Hands up if you employ sales people? Keep your hands up if you have absolutely no problems convincing them to create call reports. Yep, thought so.
This was the bane of my life when I was a managing a sales team. Every Monday morning sales meeting I would give the same talk about the importance of completing their reports. All we needed to know was who was spoken to, what was said and the success of the meeting. Nothing too detailed and all in lovely paper form. It should have taken them a max of 10 minutes per call but it still needed policing to make it happen.
Now if you have been reading these notes for a while you will have seen how we frequently refer to your website as having the potential to be your best sales person ever. And thankfully your website has the ability to solve the call reporting problem in a very smart and reliable way. Google Analytics is its secret weapon here. So let’s go through some of the core stats this product reports on and interpret these into call reporting value.
Let’s start with how they “found” people to talk to. This is an interesting one because a website will both find people and get found. For instance there will be those prospects that find the website within their Google search results. Then there are those paid ads a company can place so the website can find prospects. Thankfully Google Analytics shows you each stream of traffic split out so you can see how many came from each and if your web sales person was overly busy last week or just spinning its wheels not talking to many.
Hopefully your site was the busy one of the two. So let’s move into disecting these visitors a bit further. Knowing if these people have been seen before could be a good start. New and Returning visitor counts will help you here. I once had a sales person who hated seeing existing accounts but loved breaking ground with new companies. The only issue being that a whopping 70% of their budget was to be made from current customers. We were extremely lucky to have another sales person on the team who had completely the opposite way of working. So we swapped some accounts around, re-aligned some budgets and kept moving forward making best use of the individual skills involved.
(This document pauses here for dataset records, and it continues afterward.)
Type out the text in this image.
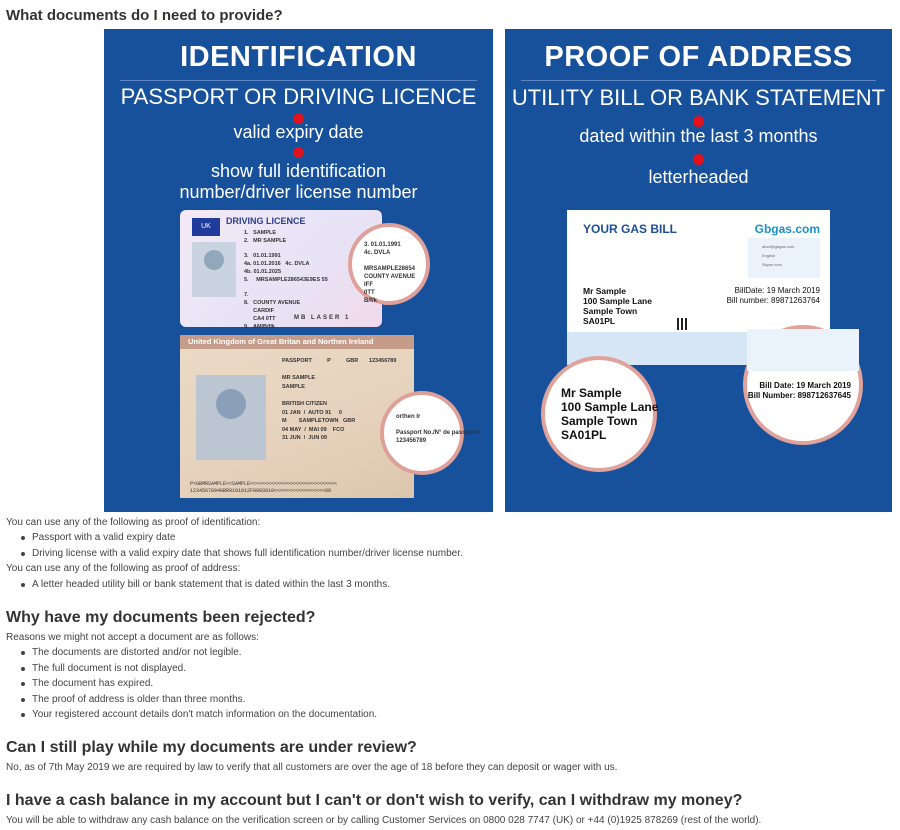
What documents do I need to provide?
IDENTIFICATION
PASSPORT OR DRIVING LICENCE
valid expiry date
show full identification
number/driver license number
UK
DRIVING LICENCE
1.   SAMPLE
2.   MR SAMPLE

3.   01.01.1991
4a. 01.01.2016   4c. DVLA
4b. 01.01.2025
5.     MRSAMPLE286543E9ES 55

7.
8.   COUNTY AVENUE
CARDIF
CA4 0TT
9.   AM/B/f/k
MB LASER 1
3. 01.01.1991
4c. DVLA

MRSAMPLE28654
COUNTY AVENUE
IFF
0TT
B/f/k
United Kingdom of Great Britan and Northen Ireland
PASSPORT          P          GBR       123456789

MR SAMPLE
SAMPLE

BRITISH CITIZEN
01 JAN  /  AUTO 91     0
M        SAMPLETOWN   GBR
04 MAY  /  MAI 09    FCO
31 JUN  /  JUN 09
P<GBMRSAMPLE<<SAMPLE<<<<<<<<<<<<<<<<<<<<<<<<<<<<<
1234567894GBR9101012F0903010<<<<<<<<<<<<<<<<<00
orthen Ir

Passport No./N° de passeport
123456789
PROOF OF ADDRESS
UTILITY BILL OR BANK STATEMENT
dated within the last 3 months
letterheaded
YOUR GAS BILL	Gbgas.com
abcd@gbgas.com
English
Skype.com
Mr Sample
100 Sample Lane
Sample Town
SA01PL
BillDate: 19 March 2019
Bill number: 89871263764
Mr Sample
100 Sample Lane
Sample Town
SA01PL
Bill Date: 19 March 2019
Bill Number: 898712637645
You can use any of the following as proof of identification:
Passport with a valid expiry date
Driving license with a valid expiry date that shows full identification number/driver license number.
You can use any of the following as proof of address:
A letter headed utility bill or bank statement that is dated within the last 3 months.
Why have my documents been rejected?
Reasons we might not accept a document are as follows:
The documents are distorted and/or not legible.
The full document is not displayed.
The document has expired.
The proof of address is older than three months.
Your registered account details don't match information on the documentation.
Can I still play while my documents are under review?
No, as of 7th May 2019 we are required by law to verify that all customers are over the age of 18 before they can deposit or wager with us.
I have a cash balance in my account but I can't or don't wish to verify, can I withdraw my money?
You will be able to withdraw any cash balance on the verification screen or by calling Customer Services on 0800 028 7747 (UK) or +44 (0)1925 878269 (rest of the world).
Unfortunately you don’t have that same luxury of flexibility with a website. If your site is receiving a minor smattering of new visitors each month then things need to be fixed. At the top of this list is usually Search Engine Optimisation and/or paid search advertising. And likewise if your business relies on a steady stream of repeat business while your repeat website visitor count is super low then strategies like email marketing are the first things to roll out.
So that’s how your website sales person found its audience. But how did it’s message fair? Your site’s bounce rate is once stat that will help you find this out. A “bounce” is when someone arrives on a page of your website and decides to look no further and leave. They literally bounce in and out of your website using a single page as the trampoline floor. Which is OK if your website sales message is on one page but next to hopeless if like most you tell your sales story over a few.
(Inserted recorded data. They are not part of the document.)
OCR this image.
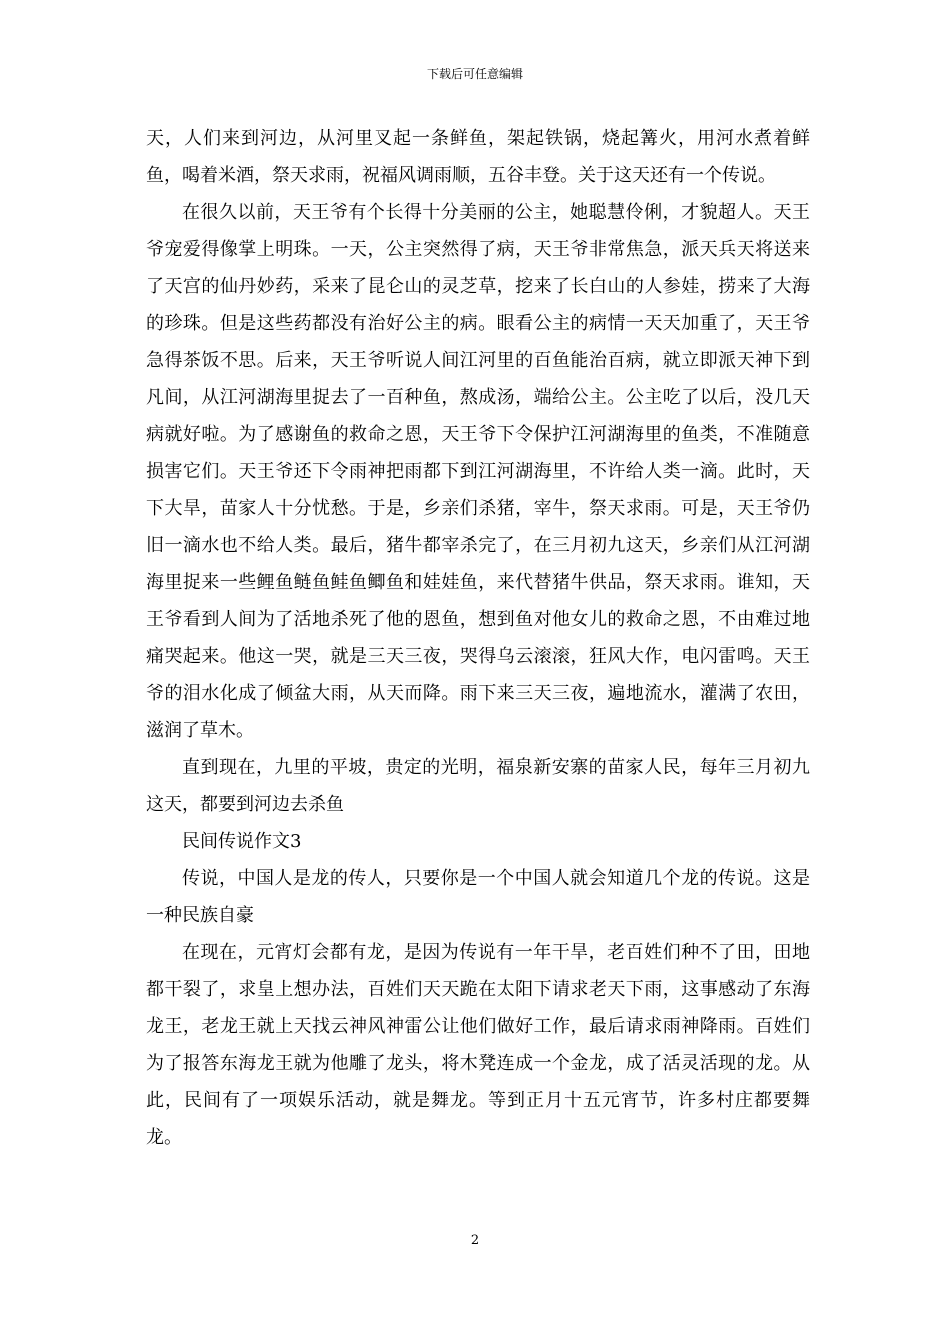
下载后可任意编辑

天，人们来到河边，从河里叉起一条鲜鱼，架起铁锅，烧起篝火，用河水煮着鲜鱼，喝着米酒，祭天求雨，祝福风调雨顺，五谷丰登。关于这天还有一个传说。

在很久以前，天王爷有个长得十分美丽的公主，她聪慧伶俐，才貌超人。天王爷宠爱得像掌上明珠。一天，公主突然得了病，天王爷非常焦急，派天兵天将送来了天宫的仙丹妙药，采来了昆仑山的灵芝草，挖来了长白山的人参娃，捞来了大海的珍珠。但是这些药都没有治好公主的病。眼看公主的病情一天天加重了，天王爷急得茶饭不思。后来，天王爷听说人间江河里的百鱼能治百病，就立即派天神下到凡间，从江河湖海里捉去了一百种鱼，熬成汤，端给公主。公主吃了以后，没几天病就好啦。为了感谢鱼的救命之恩，天王爷下令保护江河湖海里的鱼类，不准随意损害它们。天王爷还下令雨神把雨都下到江河湖海里，不许给人类一滴。此时，天下大旱，苗家人十分忧愁。于是，乡亲们杀猪，宰牛，祭天求雨。可是，天王爷仍旧一滴水也不给人类。最后，猪牛都宰杀完了，在三月初九这天，乡亲们从江河湖海里捉来一些鲤鱼鲢鱼鲑鱼鲫鱼和娃娃鱼，来代替猪牛供品，祭天求雨。谁知，天王爷看到人间为了活地杀死了他的恩鱼，想到鱼对他女儿的救命之恩，不由难过地痛哭起来。他这一哭，就是三天三夜，哭得乌云滚滚，狂风大作，电闪雷鸣。天王爷的泪水化成了倾盆大雨，从天而降。雨下来三天三夜，遍地流水，灌满了农田，滋润了草木。

直到现在，九里的平坡，贵定的光明，福泉新安寨的苗家人民，每年三月初九这天，都要到河边去杀鱼

民间传说作文3

传说，中国人是龙的传人，只要你是一个中国人就会知道几个龙的传说。这是一种民族自豪

在现在，元宵灯会都有龙，是因为传说有一年干旱，老百姓们种不了田，田地都干裂了，求皇上想办法，百姓们天天跪在太阳下请求老天下雨，这事感动了东海龙王，老龙王就上天找云神风神雷公让他们做好工作，最后请求雨神降雨。百姓们为了报答东海龙王就为他雕了龙头，将木凳连成一个金龙，成了活灵活现的龙。从此，民间有了一项娱乐活动，就是舞龙。等到正月十五元宵节，许多村庄都要舞龙。

2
I see this as someone arriving, looking and then quickly leaving. We have probably done it a hundred times while shopping. The shop window looks appealing so we step in, realise that this is not what you are looking for, complete a very quick sweep around so not to look rude and then make a beeline for the exit. In a shop you can probably do this is 3 minutes, a web visitor can achieve the same in less than 30 seconds. Streams of traffic will have their own bounce rate attributed to them. Ideally you want your paid advertising stream to have a value as low as possible. Individual pages on your site will have their own value too. Some pages will naturally have a high value – for instance your contact us page. Here people look for your phone number or postal address and then leave. Your home page should have one of your lowest bounce rates as it works to move people around the other pages of your site.
When things are going well your bounce rate will be low and two other stats will trend upwards – time on site and pages per visit. Think of these as the questions your website sales person is answering. And just like in the face to face world – the more questions a prospect asks and the longer they spend asking them the greater their perceived interest in what you offer.
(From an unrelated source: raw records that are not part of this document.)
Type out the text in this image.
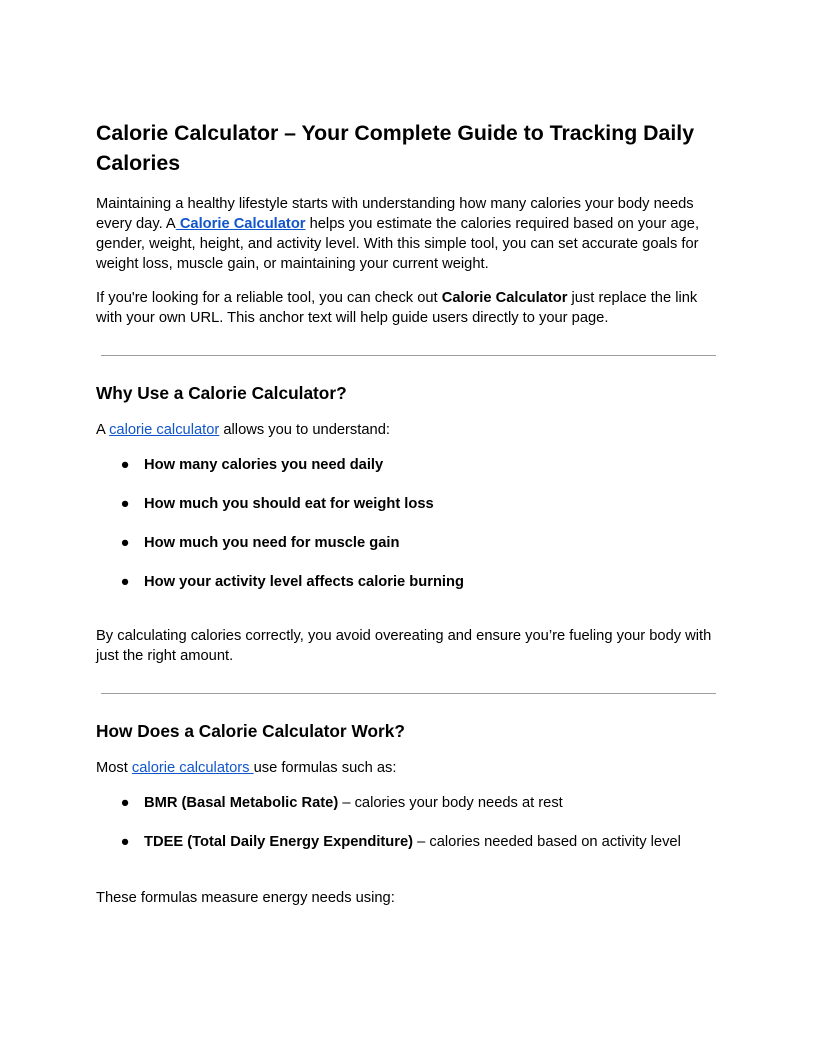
Calorie Calculator – Your Complete Guide to Tracking Daily Calories

Maintaining a healthy lifestyle starts with understanding how many calories your body needs every day. A Calorie Calculator helps you estimate the calories required based on your age, gender, weight, height, and activity level. With this simple tool, you can set accurate goals for weight loss, muscle gain, or maintaining your current weight.

If you're looking for a reliable tool, you can check out Calorie Calculator just replace the link with your own URL. This anchor text will help guide users directly to your page.

Why Use a Calorie Calculator?

A calorie calculator allows you to understand:

● How many calories you need daily
● How much you should eat for weight loss
● How much you need for muscle gain
● How your activity level affects calorie burning

By calculating calories correctly, you avoid overeating and ensure you’re fueling your body with just the right amount.

How Does a Calorie Calculator Work?

Most calorie calculators use formulas such as:

● BMR (Basal Metabolic Rate) – calories your body needs at rest
● TDEE (Total Daily Energy Expenditure) – calories needed based on activity level

These formulas measure energy needs using:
This leads us onto the next natural step – closing the sale. For your website this is the same as achieving a conversion. Whether it be someone completing a “Contact Us” request, downloading a “Free Report” or picking up the phone shown on the home page and starting a conversation. All are valid ways for a website to convert an anonymous browser of your web pages into a human wanting another human to talk to them.
I have employed sales people who closed more sales than their peers due to one simple fact. They asked more than the rest. That was it. They all sold the same product to the same type of companies but these winners just asked for the order more often. Naturally these people received more objections which they could then work on carefully answering and then delicately moving the prospect closer to the sale.
The same applies to a website. One with no obvious conversion option for a prospect will struggle compared to those that have a myriad of ways for interested visitors to offer their details to move the discussion ahead. Once these are set up and correctly tracked then you can access details like the % of those presented who said a virtual “yes” and closed the sale.
So there you have it. Website call reporting is available to us all once we have a correctly configured Google Analytics account. Now you will have at the touch of the button answers to a) how many people found us last week, b) how many we managed to find, c) how well our online sales message was received and finally, the bit that matters, what percentage actually said “yes” and agreed to move the discussion forward.